FASTQ¶

Prebuilt FASTQ Data¶

Load yeast test files (sourced from SRR1569870)

bio_test_artifacts.prebuilt.fastq_single_end(gzip=True)

Make a single-end FASTQ file from NCBI SRR1569870 This will have 10580 sequences, each of which is 101bp. The PHRED scores are Illumina (PHRED +33)

Parameters: gzip (bool) – Provide a gzipped FASTQ (.fastq.gz). Defaults to True.
Returns: The absolute paths to two FASTQ files
Return type: str, str

bio_test_artifacts.prebuilt.fastq_paired_end(gzip=True)

Make two paired-end FASTQ files from NCBI SRR1569870 Both will have 10580 sequences, each of which is 101bp. The PHRED scores are Illumina (PHRED + 33)

Parameters: gzip (bool) – Provide a gzipped FASTQ (.fastq.gz). Defaults to True.
Returns: The absolute paths to two FASTQ files
Return type: str, str

Synthesized FASTQ Data¶

Synthesize a FASTA file

bio_test_artifacts.generate.fastq_generate(num_sequences=100, seq_length=75, gzip_output=True, random_seed=42, target_file=None, alphabet='ATGC', probabilities=None)
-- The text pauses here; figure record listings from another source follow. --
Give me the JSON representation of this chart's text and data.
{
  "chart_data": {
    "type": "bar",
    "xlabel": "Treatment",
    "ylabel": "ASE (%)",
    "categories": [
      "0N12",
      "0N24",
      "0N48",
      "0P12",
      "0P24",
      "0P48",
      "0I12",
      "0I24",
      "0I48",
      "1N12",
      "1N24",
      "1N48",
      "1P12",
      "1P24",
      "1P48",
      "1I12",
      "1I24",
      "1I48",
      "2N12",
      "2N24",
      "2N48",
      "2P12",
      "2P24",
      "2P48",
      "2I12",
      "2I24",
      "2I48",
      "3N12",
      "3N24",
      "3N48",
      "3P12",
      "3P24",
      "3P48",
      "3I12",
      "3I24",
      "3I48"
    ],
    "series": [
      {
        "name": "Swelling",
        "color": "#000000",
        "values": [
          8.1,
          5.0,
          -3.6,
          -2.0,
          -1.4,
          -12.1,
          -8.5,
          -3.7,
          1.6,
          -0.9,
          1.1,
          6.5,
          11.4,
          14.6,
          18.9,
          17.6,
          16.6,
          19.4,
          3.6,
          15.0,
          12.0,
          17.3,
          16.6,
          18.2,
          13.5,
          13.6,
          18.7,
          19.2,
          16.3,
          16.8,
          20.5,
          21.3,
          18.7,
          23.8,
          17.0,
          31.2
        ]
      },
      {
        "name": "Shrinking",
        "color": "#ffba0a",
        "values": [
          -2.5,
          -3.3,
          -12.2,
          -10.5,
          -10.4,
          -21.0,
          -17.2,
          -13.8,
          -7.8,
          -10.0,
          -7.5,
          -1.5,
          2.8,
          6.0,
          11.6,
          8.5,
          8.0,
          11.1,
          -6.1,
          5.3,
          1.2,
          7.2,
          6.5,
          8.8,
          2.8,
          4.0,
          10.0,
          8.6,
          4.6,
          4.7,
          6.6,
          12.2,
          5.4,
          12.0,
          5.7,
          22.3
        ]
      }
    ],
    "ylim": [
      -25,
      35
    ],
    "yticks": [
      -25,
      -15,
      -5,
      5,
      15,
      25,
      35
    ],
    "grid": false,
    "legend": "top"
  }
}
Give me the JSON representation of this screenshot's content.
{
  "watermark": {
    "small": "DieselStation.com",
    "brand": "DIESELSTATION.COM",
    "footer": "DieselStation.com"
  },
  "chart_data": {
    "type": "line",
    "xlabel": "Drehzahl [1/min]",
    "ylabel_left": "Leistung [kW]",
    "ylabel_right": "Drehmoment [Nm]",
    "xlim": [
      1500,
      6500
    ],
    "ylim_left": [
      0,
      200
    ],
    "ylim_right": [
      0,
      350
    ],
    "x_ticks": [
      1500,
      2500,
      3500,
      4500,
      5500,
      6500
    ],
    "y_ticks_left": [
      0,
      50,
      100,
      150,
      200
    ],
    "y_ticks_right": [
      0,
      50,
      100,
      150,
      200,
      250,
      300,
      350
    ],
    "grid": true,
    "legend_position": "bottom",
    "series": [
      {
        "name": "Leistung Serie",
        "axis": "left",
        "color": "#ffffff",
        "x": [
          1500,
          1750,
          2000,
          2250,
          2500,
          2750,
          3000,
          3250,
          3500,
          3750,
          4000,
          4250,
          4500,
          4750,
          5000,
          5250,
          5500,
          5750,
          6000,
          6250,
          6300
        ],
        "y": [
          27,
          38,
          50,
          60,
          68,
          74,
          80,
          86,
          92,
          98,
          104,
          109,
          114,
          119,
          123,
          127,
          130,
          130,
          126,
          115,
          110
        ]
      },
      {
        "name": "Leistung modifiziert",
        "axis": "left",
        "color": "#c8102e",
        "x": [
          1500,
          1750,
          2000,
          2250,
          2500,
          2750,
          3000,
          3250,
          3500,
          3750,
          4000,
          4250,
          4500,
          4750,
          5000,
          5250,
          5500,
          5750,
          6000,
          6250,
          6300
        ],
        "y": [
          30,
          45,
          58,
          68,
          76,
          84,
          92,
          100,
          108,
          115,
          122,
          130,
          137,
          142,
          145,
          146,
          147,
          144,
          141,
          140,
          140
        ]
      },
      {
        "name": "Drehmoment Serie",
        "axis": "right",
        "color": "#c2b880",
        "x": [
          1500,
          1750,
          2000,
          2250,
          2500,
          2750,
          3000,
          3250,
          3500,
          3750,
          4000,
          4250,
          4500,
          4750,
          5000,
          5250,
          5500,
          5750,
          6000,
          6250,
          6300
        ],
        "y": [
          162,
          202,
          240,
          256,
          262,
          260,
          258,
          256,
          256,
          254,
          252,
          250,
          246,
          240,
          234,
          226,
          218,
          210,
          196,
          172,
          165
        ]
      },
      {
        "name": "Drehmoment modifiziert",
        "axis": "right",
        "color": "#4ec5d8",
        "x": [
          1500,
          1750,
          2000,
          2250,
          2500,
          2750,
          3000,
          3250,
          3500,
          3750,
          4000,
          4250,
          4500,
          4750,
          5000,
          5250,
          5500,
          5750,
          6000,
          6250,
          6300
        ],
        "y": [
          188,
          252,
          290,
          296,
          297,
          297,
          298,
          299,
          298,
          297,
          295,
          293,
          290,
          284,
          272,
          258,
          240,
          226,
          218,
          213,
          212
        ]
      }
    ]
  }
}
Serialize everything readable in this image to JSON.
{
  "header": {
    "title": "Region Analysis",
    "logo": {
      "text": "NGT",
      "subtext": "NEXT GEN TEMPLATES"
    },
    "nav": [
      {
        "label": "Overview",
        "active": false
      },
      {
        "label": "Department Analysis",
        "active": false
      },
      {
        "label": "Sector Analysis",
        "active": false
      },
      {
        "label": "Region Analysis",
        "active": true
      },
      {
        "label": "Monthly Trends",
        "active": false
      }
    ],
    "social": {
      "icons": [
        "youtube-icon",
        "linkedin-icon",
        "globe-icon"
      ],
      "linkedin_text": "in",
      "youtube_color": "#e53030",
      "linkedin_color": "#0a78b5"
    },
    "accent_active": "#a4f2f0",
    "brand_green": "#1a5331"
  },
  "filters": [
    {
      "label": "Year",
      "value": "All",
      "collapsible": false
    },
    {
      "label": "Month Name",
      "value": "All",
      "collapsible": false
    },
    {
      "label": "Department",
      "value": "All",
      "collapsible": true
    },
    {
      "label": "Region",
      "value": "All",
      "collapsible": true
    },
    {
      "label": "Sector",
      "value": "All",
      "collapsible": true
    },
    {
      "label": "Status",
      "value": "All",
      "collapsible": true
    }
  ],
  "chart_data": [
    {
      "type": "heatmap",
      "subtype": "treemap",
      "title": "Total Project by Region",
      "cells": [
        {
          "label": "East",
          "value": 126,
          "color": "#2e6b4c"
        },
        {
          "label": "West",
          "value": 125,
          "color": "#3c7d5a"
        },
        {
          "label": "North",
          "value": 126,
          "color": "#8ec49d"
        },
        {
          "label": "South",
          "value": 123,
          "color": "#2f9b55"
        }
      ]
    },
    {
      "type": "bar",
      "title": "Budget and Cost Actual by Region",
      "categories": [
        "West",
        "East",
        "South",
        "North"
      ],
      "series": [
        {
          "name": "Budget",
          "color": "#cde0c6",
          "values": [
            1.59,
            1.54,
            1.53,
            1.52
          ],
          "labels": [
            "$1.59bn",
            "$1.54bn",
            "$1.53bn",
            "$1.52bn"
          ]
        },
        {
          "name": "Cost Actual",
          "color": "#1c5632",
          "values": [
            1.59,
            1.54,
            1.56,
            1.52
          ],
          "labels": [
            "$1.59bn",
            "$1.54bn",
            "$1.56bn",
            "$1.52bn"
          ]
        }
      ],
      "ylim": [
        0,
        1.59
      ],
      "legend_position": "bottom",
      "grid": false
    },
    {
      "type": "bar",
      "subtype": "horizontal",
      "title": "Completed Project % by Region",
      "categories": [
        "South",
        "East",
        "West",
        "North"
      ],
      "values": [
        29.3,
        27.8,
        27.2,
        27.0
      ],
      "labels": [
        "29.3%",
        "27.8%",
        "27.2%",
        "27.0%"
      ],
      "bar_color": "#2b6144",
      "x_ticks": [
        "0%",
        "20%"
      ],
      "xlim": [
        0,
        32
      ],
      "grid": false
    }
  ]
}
Generate a random FASTQ file. PHRED scores will be illumina (+33).

Parameters

num_sequences (int, optional) – Number of separate sequence records to include in the file. Defaults to 100 records
seq_length (int, optional) – Length in bases of each individual record in the file, Defaults to 75 bases per record
gzip_output (bool, optional) – Should the output be a gzipped FASTQ. Defaults to True
random_seed (int, optional) – Seeding for RNG. Defaults to 42
target_file (str, optional) – File target. Optional. Will create a temp file in $TMP if not set.
alphabet (str, optional) – A string containing the alphabet for FASTQ record, Defaults to ATGC
probabilities (tuple(float), optional) – An iterable with probabilities for each character in the alphabet string. Defaults to balanced

Returns

An absolute pathname to a TSV file and a list of (header, seq, quality) tuples. Quality is a list of integer PHRED scores, not a character string

Return type

str, list(tuple())